Mains Relay - eBay - "http://www.ebay.co.uk/itm/190836816737" - £7.25
This one is rated 30A at 240V and is used to switch the high voltage on and off.
12V Power supply - eBay - http://www.ebay.co.uk/itm/190586320487 - £5.99
You don't have to use this one, any 12 volt supply will do, as long as it fits in the project box and can provide 2 amps or so.
5V Power supply - eBay - "http://www.ebay.co.uk/itm/151659818216" - £2.69
This is used to lower the 12 volt supply to the 5 volts needed to run the arduino and the arduino relay.
I used a LG KG800, they are cheap on ebay and easy to hack.
An alternative would be the Nokia 3310, which is also very easy to hack.
Step 2: The Plan
The photo shows the insides of the project, labelled.
Step 3: Wiring Diagram
This wiring diagram shows how I connected everything together to make the project work. Follow this and you should be fine.
Step 4: Mobile Phone Hacking
To be able to interface the mobile phone with the arduino, you are going to
need to hack your way into it, hardware wise anyway.
You will need access to the vibrator motor outputs and the battery contacts.
On the LG I located the vibrator motor, which was connected using wires to the phone's motherboard. I cut off the motor, making sure that there was as much excess cable left behind to make soldering easier. I then soldered longer wires to these wires and covered the area in hot glue to help with cable strain and to hold my hack in place.
Nokia mobile phones, which is what I would personally recommend for this task are slightly harder though. You will need to remove the back plastic panel. This contains the vibrator motor. Remove the motor and solder wires carefully to the pads on the phone motherboard.
I have included a fault finding image of a Nokia 3310. This should aid in the location of the vibrator contacts.
When the phone receives an incoming call, a voltage appears on the wires.

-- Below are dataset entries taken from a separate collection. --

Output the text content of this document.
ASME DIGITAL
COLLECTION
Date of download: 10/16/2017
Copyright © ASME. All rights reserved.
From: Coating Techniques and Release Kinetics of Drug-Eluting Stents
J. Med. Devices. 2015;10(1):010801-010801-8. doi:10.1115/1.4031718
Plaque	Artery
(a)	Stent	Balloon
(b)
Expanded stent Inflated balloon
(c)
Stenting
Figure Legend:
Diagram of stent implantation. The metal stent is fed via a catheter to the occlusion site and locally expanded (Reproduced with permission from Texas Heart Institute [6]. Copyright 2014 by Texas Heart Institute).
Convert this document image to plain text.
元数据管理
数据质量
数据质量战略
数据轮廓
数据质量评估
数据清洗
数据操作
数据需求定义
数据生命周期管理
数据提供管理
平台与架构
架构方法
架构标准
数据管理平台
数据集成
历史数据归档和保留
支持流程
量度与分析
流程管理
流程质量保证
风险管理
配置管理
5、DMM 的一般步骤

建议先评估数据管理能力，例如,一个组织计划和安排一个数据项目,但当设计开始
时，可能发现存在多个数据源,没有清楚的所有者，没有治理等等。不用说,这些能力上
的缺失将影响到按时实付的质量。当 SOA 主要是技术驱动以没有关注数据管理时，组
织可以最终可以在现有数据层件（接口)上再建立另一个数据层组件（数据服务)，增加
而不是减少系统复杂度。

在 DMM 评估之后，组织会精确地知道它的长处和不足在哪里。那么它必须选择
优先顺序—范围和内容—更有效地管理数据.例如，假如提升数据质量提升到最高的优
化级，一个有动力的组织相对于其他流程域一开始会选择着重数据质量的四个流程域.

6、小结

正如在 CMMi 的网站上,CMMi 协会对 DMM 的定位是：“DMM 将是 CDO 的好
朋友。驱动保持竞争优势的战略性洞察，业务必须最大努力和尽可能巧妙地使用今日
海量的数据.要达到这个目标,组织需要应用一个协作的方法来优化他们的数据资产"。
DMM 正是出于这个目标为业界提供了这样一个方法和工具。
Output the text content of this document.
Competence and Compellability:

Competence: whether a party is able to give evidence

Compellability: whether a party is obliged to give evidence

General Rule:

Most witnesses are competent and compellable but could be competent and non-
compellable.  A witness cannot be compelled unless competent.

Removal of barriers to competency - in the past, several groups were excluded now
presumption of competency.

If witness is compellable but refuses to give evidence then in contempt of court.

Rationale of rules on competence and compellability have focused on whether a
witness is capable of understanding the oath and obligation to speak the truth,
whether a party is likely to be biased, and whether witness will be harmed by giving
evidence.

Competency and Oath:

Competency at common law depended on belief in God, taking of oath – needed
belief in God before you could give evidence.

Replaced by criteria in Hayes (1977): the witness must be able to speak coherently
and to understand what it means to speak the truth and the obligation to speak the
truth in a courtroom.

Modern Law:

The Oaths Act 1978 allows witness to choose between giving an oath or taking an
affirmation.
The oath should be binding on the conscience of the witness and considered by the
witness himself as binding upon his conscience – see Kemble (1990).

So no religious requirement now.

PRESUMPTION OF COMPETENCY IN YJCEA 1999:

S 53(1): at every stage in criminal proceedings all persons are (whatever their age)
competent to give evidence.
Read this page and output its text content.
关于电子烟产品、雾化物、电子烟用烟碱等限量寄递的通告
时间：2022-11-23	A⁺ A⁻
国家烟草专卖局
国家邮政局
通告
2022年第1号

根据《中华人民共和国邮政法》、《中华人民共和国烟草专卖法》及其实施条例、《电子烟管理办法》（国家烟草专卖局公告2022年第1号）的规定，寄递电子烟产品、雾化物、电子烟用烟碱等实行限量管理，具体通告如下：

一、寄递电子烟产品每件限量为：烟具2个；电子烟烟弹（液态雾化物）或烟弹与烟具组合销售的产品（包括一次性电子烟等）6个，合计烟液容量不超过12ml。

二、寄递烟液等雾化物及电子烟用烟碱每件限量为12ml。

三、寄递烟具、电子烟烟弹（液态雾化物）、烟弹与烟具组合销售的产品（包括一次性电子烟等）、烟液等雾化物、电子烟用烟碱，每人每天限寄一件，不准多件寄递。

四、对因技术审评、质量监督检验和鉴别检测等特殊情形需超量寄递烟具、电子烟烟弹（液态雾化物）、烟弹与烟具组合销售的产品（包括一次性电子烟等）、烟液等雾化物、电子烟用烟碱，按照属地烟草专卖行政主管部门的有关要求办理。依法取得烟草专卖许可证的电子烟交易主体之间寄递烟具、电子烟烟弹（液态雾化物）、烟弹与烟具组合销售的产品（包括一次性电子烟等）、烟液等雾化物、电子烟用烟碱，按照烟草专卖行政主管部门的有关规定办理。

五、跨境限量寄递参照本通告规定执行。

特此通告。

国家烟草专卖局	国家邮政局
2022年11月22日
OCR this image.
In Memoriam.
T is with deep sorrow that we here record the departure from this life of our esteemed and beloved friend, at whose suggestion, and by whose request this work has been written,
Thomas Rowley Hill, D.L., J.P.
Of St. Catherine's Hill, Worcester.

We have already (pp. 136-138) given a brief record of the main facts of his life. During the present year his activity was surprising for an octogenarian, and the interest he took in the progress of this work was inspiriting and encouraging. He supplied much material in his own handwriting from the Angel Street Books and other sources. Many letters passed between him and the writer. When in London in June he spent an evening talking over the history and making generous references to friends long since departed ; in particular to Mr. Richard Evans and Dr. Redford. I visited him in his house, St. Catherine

You will need to experiment with this, figure out what the maximum voltage that appears is and the polarity of the wires. Connect the negative to ground.
Powering the phone is a little trickier as you cannot power the phone using the charging socket without the battery in place, and leaving the battery in place is impractical for many reasons.
I found that the easiest option is to remove the battery and connect power straight to the phone itself. However, some phone batteries have on board components which mean the phone will not start without the battery.
The LG required just 4 volts across its battery terminals to start up, all that was needed was a diode to drop the voltage only one volt or so from the 5 volt supply.
Nokia, however are more tricky, they require some extra work. There is a perfect explanation as to how to do connect an external supply on this website.
As again, solder wires to the battery terminals and cover in glue.
Step 5: Arduino Code
I hate coding. This part of the project took me the longest to get to work.
I was showed how to get this to work by my friend Seb at the Brighton Hackerspace. If you're in Brighton, drop by, say hello and you might even see me.
The code is attached. I have annotated it as best i can, but i'm still a lousy coder!
Step 6: Adjustments
Depending on how the phone you use works, there are many thing you are going
to need to mod.
One thing I had to do was add an additional resistor across the vibrator motor outputs, as this dissipated a voltage that would appear and confuse the arduino as to what state it should be in.
Step 7: Finished Project
See the Video to see the project in action
Step 8: Afterthoughts & Version 2
The phone still needs to be turned on, after the relay is pluged in.
The phone may vibrate for things other than an incomming call, and this will be seen as a input to the arduino.
Ideas for Version 2
Phone automatically turns on when the relay is plugged in.